Но дело не только в этом. Атмосфера в доме была переменчивая, насыщенная растущей тревогой и страхом родителей. Эрику Бергману недоставало самостоятельности, какой он располагал в Форсбакке. Там он был Пастором, единственным в приходе пастырем для всех. В Стокгольме же не имел полноценного пасторского звания. Первые годы он занимал в иерархии низкую ступень, и это ему никак не подходило. Здесь Эрик Бергман был всего лишь викарием и находился в подчинении у старших священников. Он страдал от загруженности работой и очень волновался, когда предстояло читать проповеди в Хедвиг-Элеоноре: “Я слышал, как громко бьется сердце, когда звонит большой колокол, а я, бедолага, стою, дожидаясь начала службы.
Страх не оставлял меня ни на миг”. Он ездил отдохнуть в Сигтунское общество и писал жене, как зависит от нее и как беспокоится о ее здоровье.
Отец Карин Бергман, Юхан Окерблум, скончался годом позже, в мае 1919-го. Вспоминая взаимоотношения родителей, она считала их достойными подражания. Отец предоставлял жене свободу, относился к ней по-рыцарски, что в глазах Карин Бергман как раз и позволяло двум разным людям благополучно жить одной семьей.

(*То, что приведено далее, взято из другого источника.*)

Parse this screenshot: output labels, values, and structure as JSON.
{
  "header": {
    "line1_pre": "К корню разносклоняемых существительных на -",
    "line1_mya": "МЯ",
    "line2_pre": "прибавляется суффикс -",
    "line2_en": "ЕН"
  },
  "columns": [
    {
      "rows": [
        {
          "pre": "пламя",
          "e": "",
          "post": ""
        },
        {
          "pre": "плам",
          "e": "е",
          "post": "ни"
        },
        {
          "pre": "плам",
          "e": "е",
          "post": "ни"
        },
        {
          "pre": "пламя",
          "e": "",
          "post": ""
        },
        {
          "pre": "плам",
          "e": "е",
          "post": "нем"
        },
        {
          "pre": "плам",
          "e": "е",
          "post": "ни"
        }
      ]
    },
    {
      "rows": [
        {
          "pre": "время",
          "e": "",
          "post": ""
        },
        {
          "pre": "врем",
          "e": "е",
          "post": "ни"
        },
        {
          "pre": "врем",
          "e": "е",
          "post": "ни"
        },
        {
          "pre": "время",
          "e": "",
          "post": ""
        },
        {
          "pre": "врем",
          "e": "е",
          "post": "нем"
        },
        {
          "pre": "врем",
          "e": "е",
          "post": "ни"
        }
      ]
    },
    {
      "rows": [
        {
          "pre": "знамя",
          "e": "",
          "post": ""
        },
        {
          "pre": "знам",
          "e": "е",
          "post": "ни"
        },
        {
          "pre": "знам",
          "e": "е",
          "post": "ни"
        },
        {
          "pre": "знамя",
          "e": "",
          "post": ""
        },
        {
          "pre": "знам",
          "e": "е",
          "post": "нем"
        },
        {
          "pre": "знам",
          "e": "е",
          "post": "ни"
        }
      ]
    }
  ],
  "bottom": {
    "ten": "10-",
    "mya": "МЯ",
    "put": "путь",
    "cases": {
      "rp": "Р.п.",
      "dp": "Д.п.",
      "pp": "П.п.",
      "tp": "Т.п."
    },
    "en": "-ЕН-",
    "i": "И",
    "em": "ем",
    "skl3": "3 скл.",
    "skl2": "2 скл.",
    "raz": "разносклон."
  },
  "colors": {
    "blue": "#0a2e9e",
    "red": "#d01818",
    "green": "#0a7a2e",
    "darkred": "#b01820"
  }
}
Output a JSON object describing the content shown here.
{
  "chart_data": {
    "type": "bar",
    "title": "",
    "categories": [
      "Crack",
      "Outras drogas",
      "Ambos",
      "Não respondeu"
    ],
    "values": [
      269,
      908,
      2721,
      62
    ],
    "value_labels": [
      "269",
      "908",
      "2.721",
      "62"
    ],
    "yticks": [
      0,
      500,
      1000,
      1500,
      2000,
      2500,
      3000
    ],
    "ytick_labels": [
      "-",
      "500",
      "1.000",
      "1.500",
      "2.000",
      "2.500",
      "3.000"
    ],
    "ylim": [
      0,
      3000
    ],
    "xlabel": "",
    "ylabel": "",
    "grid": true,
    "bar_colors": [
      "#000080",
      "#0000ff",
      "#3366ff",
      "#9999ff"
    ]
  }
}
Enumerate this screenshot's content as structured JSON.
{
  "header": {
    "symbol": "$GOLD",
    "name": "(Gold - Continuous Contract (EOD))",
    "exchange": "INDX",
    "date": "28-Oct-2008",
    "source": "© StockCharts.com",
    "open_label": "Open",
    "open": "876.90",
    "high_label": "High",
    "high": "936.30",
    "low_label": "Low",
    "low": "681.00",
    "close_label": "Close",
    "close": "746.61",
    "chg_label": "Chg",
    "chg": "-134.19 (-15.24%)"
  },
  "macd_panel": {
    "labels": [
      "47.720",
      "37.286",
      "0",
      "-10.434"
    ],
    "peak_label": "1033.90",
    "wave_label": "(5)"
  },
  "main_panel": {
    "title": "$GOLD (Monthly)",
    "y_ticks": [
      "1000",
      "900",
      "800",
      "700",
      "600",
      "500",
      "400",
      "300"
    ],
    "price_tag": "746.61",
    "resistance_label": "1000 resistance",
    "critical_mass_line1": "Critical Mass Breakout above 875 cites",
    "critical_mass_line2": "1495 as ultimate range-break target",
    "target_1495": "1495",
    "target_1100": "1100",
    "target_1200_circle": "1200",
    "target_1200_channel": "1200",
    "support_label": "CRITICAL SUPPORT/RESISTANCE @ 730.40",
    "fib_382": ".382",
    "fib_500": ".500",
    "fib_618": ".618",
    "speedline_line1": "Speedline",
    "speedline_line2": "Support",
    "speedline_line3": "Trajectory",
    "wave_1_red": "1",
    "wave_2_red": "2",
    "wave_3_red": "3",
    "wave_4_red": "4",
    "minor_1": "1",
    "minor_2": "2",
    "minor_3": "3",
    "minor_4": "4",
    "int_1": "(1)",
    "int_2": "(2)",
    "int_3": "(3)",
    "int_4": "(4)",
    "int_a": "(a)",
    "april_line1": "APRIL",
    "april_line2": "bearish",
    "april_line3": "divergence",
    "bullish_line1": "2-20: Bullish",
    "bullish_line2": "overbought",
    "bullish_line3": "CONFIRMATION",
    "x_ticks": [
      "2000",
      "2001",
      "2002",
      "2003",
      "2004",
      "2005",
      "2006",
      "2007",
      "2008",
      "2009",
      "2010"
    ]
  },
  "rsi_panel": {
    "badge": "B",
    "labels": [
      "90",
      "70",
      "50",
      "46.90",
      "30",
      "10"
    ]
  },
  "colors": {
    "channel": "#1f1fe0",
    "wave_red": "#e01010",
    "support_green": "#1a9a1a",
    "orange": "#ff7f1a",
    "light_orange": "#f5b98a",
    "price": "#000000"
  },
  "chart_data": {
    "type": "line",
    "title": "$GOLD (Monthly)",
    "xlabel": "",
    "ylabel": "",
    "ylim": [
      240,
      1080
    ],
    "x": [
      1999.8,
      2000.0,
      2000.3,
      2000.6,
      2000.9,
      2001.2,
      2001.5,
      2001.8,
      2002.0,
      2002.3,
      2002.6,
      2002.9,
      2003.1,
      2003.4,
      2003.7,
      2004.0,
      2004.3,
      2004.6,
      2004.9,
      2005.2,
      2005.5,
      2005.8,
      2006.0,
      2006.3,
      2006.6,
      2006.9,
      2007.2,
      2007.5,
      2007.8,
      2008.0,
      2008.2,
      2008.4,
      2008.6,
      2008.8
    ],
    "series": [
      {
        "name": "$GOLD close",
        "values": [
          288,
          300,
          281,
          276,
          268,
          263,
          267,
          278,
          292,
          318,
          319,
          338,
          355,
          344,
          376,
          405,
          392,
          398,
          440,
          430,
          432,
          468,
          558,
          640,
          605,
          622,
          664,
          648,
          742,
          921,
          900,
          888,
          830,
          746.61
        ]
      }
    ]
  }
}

Карин Бергман изливала душу в дневнике, особенно в том, что держала в тайне, и в письмах к матери. Она чувствовала себя загнанной в угол, затравленной и доведенной до отчаяния, в том числе и собственной семьей, и, по примеру мужа, сбегала от всего этого в Сигтунское общество. “От тех дней, когда приезжает Эрик, я покоя не жду”, – писала она. Одновременно она тосковала по детям, которые все чаще жили у бабушки в Упсале. Это создавало напряженность в отношениях госпожи Окерблум и Эрика Бергмана, который не мог примириться с тем, что теща приобрела такой большой авторитет в их воспитании. В свою очередь Анна Окерблум сетовала на деспотизм зятя и утверждала, что с ним и физически, и психически дело обстоит “прескверно”. Карин Бергман разрывалась на части, стараясь быть лояльной, с одной стороны, к матери, имевшей на нее большое влияние, а с другой стороны – к мужу.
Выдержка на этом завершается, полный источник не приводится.